Den Männern wird nachgesagt, eine übergroße Angst vor Ablehnungen zu haben – das sei der Hauptgrund, Frauen nicht anzusprechen. Männer, die entsprechend introvertiert oder zurückhaltend sind, sind also wenig bereit, besonders attraktive Frauen anzusprechen, weil sie fürchten, sich einen „Korb“ zu holen. Nun taucht ein Phänomen auf: Gerade attraktive Frauen werden oftmals von Männern angesprochen, denen die Person gleichgültig ist – sie wollen „Erfolge“. Und als Erfolg zählt, möglichst viele, attraktive und sexuell anregende Frauen ins Bett zu bekommen. Wenn es nicht klappt, sind diese Männer dann die Vollidioten, die nichts als lästig sind. Und falls es doch klappt? Dann sind die Männer gewissenlose Schweine. Soweit zu den Männern und den vielen Klischees, die ständig herumerzählt werden.

Frauen haben zahlreiche Gründe, nicht den "ersten Schritt" zu tun

Kommen wir also zu den Frauen. Konservative Frauen tun „den ersten Schritt“ aus vielen Gründen nicht. Einer der häufigsten ist leider nach wie vor, dass sie dabei längst überkommenen Idealen folgen, die aber so fest in unserer Kultur verwoben sind, dass wir sie nicht loswerden. Eine andere Theorie besagt, dass sie sich nicht dem Verdacht aussetzen wollen, eine „Schlampe“ zu sein. Und die dritte Theorie? Ich nannte sie bereits. Es ist der Wunsch, möglichst keine Verantwortung dafür zu tragen, dass der Kontakt zustande kam, falls er nicht wie gewünscht verläuft. Wenn Frauen den ersten Schritt tun (und viele weitere), dann sind sie im Grunde „auf der Höhe der Zeit“, sehr selbstbewusst und zudem äußerst emanzipiert.

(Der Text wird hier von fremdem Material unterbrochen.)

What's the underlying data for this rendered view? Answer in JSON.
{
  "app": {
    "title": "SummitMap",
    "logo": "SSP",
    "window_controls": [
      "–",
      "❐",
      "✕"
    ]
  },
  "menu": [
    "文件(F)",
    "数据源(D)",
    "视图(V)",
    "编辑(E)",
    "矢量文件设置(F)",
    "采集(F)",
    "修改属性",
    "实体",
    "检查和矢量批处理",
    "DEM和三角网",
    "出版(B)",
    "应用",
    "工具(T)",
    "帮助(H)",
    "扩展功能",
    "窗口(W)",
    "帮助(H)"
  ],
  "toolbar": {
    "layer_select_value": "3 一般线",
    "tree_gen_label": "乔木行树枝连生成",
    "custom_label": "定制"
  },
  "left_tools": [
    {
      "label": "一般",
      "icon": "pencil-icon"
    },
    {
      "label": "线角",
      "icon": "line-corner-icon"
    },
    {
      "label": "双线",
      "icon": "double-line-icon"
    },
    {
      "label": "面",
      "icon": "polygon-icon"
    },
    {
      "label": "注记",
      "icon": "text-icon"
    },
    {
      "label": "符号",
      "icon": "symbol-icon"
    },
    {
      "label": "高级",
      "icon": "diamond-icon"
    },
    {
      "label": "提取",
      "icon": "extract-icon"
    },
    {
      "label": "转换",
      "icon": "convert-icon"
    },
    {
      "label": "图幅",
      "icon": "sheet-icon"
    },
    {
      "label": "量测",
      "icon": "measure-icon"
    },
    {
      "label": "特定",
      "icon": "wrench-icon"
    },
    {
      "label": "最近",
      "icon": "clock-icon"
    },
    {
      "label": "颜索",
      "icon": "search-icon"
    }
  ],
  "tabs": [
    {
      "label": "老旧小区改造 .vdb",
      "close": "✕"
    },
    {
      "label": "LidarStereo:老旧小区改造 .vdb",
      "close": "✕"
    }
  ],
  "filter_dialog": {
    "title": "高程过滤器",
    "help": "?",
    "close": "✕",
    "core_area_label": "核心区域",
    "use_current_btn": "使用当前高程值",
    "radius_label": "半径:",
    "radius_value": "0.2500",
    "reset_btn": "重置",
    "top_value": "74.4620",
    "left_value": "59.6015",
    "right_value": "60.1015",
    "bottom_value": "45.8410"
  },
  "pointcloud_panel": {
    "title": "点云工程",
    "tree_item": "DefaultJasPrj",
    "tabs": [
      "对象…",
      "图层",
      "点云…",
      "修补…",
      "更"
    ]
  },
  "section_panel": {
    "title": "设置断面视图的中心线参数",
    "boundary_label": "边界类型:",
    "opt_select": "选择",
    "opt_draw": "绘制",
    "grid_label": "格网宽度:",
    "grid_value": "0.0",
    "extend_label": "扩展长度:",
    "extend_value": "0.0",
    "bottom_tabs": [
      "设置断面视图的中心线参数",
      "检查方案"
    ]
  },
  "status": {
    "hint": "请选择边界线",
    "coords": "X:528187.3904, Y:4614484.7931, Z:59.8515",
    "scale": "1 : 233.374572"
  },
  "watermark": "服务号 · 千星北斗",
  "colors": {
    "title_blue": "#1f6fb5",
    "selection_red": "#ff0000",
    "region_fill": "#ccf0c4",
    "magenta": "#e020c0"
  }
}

Unabhängig vom Geschlecht - der Wille, das Ziel, die Verantwortung

Wenn wir mal das Geschlecht weglassen – was ja unser Ziel ist – dann heißt dies:

- Voraussetzung für Kontakte ist immer, den Kontakt in irgendeiner Form anzubieten.
- Du kannst die Kontaktwünsche anderer, die daraufhin entstehen, annehmen oder ablehnen.
- Wenn du sie annimmst, trägst du auch die Verantwortung für dich selbst.
-
Verlassen wir mal „den“ ersten Schritt. Ein Weg besteht aus vielen Schritten. Der erste Schritt mag noch „Kontakt aufnehmen“ genannt werden. Doch auch „wie weit soll ich mich einlassen“ ist ein Schritt. Und Sex wäre ein weiterer Schritt.

Und immer wieder geht es darum, Verantwortung für sich selbst zu übernehmen.

"Ja" ist mehr als nur ein Wort

„Ja“ oder „Nein“ zu erotischen Kontaktwünschen zu sagen, ist nicht einfach eine Antwort, es ist eine Überzeugung. Bei „Nein“ dürfte dies inzwischen jedem und jeder klar sein. Aber „ja“ bedeutet, etwas wirklich zu wollen und auch dazu zu stehen. Und das ist noch nicht allen Suchenden klar.